I was almost to the first oak cluster when I saw it.
Barely visible unless you knew exactly where to look. A small symbol carved into the bark of the largest tree, low enough that a player moving at normal pace would never catch it. An ouroboros: a tiny dragon eating its own tail, the lines clean and deliberate, nothing like the natural marks and grooves in the bark around it.
I had carved it in, metaphorically speaking, during a late-night coding session when the build was stable and I was feeling philosophical. A joke about game development cycles. How you always ended up back where you started, fixing bugs that created new bugs, every solution opening three new problems. I had thought it was funny at the time, or at least the kind of thing that was funny at two in the morning when you had been staring at code for twelve hours.

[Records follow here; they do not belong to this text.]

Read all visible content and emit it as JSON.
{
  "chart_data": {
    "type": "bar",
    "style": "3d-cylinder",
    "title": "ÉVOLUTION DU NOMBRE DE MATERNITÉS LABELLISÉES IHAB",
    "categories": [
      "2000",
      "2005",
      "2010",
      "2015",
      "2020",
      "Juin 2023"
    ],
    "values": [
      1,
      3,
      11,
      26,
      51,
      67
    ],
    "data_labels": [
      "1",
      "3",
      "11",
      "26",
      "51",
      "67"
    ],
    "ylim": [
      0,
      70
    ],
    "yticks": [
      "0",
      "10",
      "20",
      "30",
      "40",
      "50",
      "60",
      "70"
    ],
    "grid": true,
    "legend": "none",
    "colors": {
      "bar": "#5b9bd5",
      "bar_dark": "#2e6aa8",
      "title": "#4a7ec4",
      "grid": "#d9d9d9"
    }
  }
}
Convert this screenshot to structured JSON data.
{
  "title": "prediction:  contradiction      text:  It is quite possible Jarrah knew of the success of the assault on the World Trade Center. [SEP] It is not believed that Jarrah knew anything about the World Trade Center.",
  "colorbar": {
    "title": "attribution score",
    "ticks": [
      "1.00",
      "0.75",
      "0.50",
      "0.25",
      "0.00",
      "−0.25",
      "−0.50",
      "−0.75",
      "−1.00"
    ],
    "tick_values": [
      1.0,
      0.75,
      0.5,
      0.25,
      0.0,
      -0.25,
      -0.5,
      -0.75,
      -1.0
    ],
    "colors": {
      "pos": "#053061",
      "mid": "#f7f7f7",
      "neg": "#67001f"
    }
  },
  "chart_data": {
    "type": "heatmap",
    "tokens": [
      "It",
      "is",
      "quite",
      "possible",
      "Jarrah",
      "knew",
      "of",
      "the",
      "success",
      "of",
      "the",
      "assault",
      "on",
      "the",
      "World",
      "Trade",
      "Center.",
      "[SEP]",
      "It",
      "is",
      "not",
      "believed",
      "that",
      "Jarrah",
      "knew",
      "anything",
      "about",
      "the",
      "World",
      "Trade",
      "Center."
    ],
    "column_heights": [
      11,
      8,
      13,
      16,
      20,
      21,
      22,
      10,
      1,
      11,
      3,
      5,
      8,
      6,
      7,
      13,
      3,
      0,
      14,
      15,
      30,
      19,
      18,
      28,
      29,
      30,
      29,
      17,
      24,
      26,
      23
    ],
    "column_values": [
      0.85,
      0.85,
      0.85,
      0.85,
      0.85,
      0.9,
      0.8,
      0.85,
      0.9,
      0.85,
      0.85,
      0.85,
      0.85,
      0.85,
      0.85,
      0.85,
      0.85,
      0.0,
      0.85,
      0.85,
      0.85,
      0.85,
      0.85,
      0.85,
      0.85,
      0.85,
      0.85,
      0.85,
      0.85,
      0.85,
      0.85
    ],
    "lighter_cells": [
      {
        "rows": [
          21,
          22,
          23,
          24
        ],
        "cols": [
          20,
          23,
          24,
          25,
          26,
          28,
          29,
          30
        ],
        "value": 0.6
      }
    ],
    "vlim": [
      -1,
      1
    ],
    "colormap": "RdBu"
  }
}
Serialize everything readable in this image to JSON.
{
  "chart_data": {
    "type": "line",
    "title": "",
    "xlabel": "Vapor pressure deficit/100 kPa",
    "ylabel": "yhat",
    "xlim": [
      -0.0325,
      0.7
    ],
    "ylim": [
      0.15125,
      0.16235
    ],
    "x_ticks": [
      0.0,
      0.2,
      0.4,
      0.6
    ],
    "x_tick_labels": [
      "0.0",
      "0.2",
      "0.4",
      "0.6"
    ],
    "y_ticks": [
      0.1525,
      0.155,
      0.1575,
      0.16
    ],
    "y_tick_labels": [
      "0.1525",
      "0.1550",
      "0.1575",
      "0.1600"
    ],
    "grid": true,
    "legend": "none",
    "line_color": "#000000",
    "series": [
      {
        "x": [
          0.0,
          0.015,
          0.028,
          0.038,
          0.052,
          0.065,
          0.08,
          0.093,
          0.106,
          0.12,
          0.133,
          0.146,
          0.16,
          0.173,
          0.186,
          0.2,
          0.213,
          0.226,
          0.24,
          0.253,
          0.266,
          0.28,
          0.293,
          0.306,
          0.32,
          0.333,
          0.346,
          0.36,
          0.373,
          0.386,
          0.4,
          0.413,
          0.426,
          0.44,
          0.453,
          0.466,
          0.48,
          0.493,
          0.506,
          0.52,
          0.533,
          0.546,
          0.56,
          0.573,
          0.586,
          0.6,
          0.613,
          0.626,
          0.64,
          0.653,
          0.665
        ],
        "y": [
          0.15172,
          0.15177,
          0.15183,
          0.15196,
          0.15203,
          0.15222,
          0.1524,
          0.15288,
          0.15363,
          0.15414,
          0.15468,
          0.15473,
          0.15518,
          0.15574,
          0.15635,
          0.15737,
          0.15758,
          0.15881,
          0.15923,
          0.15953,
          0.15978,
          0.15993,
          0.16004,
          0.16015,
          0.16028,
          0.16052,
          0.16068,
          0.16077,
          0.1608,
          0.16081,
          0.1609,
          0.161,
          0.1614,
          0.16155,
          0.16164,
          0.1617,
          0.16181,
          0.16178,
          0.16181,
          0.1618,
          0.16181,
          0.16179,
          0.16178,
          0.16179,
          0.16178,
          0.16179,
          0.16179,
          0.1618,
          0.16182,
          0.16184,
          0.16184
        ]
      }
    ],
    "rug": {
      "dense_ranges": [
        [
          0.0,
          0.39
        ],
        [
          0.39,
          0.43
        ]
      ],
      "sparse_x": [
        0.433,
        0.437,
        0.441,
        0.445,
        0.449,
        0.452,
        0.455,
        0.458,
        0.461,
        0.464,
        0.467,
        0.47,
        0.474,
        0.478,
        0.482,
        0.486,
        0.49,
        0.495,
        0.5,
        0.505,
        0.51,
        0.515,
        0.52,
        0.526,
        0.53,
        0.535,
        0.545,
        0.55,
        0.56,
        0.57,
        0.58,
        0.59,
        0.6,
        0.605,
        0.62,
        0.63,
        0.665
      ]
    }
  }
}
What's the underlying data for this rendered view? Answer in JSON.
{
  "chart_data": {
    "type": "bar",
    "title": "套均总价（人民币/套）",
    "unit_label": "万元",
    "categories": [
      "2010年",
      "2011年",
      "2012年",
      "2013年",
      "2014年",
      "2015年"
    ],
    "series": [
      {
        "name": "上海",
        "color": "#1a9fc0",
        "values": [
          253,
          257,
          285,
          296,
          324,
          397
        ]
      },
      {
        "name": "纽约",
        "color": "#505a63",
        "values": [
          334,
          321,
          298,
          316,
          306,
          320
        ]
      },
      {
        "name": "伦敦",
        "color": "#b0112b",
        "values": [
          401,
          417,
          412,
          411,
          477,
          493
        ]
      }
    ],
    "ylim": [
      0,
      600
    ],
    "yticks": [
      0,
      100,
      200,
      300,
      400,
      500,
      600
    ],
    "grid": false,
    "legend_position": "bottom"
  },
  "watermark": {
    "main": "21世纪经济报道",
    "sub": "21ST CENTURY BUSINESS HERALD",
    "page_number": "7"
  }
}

Looking at it now, standing at the beginning of a world I had built and could not escape, wearing starter gear and carrying a sword I could barely swing, I did not find it as funny.
But I found it useful.
Because the ouroboros was not just a symbol. It was the first marker in a chain I had hidden through the entire game, a trail of Easter eggs that connected to each other in sequence, that I had put there for no reason except the private satisfaction of knowing they existed. Nobody on my team knew about all of them. I had never documented them. They existed entirely inside my own head and the game's core code.
If the code was intact, the chain was intact.
And if I was very lucky, one of them might be the key to getting home.